Overview
- Global portfolio composition continues to shift with larger allocations to alternatives
- Many of these alternative investments have previously helped portfolio performance but are less liquid than traditional investments
- The hunt for yield in a low-rate environment has also encouraged riskier fixed income investments
- Increased alternative and lower quality fixed income exposure could result in a more volatile and less liquid portfolio overall.
The shift to risker and less liquid assets strengthens the case for an allocation to gold, given its unique combination as a highly liquid diversifier, that can reduce portfolio volatility.
Investors are shifting more assets to less liquid alternativess
Portfolio composition has changed in response to the low-rate environment. Investors have moved further out on the credit curve, building high yield exposure and long-term Treasury positions in their search for yield.1 And, although fixed income allocations remain significant, they are declining.
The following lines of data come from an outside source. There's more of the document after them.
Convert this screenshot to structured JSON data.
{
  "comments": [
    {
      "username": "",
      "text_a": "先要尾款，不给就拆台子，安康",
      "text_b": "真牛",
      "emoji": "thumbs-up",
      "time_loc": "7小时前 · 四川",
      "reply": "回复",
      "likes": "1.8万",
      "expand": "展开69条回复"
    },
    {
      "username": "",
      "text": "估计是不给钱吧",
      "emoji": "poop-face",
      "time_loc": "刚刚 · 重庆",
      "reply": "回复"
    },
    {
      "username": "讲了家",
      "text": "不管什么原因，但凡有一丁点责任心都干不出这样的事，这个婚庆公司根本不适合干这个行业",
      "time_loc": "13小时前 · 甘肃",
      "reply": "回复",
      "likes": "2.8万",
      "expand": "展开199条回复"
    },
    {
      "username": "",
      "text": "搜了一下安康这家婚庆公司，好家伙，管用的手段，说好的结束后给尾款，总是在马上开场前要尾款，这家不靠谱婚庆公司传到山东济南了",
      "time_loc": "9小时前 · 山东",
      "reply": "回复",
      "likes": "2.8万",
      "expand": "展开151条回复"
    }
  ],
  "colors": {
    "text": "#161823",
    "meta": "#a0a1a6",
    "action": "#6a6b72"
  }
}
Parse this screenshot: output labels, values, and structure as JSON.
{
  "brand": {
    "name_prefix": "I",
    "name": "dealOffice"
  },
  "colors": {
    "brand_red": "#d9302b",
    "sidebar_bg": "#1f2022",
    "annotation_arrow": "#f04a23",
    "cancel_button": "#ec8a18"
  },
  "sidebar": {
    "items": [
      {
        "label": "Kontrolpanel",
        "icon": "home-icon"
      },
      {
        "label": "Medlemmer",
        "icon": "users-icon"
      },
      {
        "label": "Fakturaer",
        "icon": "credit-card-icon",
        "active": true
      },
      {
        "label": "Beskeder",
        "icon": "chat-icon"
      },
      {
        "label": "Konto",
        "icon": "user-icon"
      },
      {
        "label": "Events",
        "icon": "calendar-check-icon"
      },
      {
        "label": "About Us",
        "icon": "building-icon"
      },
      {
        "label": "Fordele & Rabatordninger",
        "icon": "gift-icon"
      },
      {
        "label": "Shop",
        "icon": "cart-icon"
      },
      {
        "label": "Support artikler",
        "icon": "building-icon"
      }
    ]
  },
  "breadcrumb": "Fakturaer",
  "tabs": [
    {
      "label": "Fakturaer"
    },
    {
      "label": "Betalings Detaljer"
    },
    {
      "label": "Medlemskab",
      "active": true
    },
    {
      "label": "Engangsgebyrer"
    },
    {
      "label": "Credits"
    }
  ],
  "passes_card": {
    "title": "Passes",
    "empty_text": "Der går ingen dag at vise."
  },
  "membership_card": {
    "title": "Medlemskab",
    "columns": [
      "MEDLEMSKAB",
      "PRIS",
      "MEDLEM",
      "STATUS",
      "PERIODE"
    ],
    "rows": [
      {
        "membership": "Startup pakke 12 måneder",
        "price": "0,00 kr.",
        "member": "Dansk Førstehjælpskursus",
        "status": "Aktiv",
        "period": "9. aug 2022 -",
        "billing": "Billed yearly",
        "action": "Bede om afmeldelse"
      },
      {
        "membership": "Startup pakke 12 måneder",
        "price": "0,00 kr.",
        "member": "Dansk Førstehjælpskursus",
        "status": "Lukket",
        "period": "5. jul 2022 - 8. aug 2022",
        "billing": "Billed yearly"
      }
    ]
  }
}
Data from Greenwich Coalition2 and Mercer3, as well as anecdotal evidence from one-on-one conversations with investors and global conferences, suggest that along with this reduction in fixed income, investments in alternatives and ‘other’ assets (such as real assets and infrastructure) have been growing. In fact, results from a recent market survey conducted in partnership with the Greenwich Coalition respondents noted they are targeting a third of their portfolio in alternatives and other assets over the coming three years (Chart 1). But a key characteristic of these investments that should be considered is liquidity, particularly as we enter a higher inflationary period.
Many of the alternative investments have helped portfolio performance historically, but they often offer a much lower liquidity profile. In combination with the shifts in fixed income positioning this increases portfolio volatility and duration risk, and decreases the liquidity profile of the overall portfolio.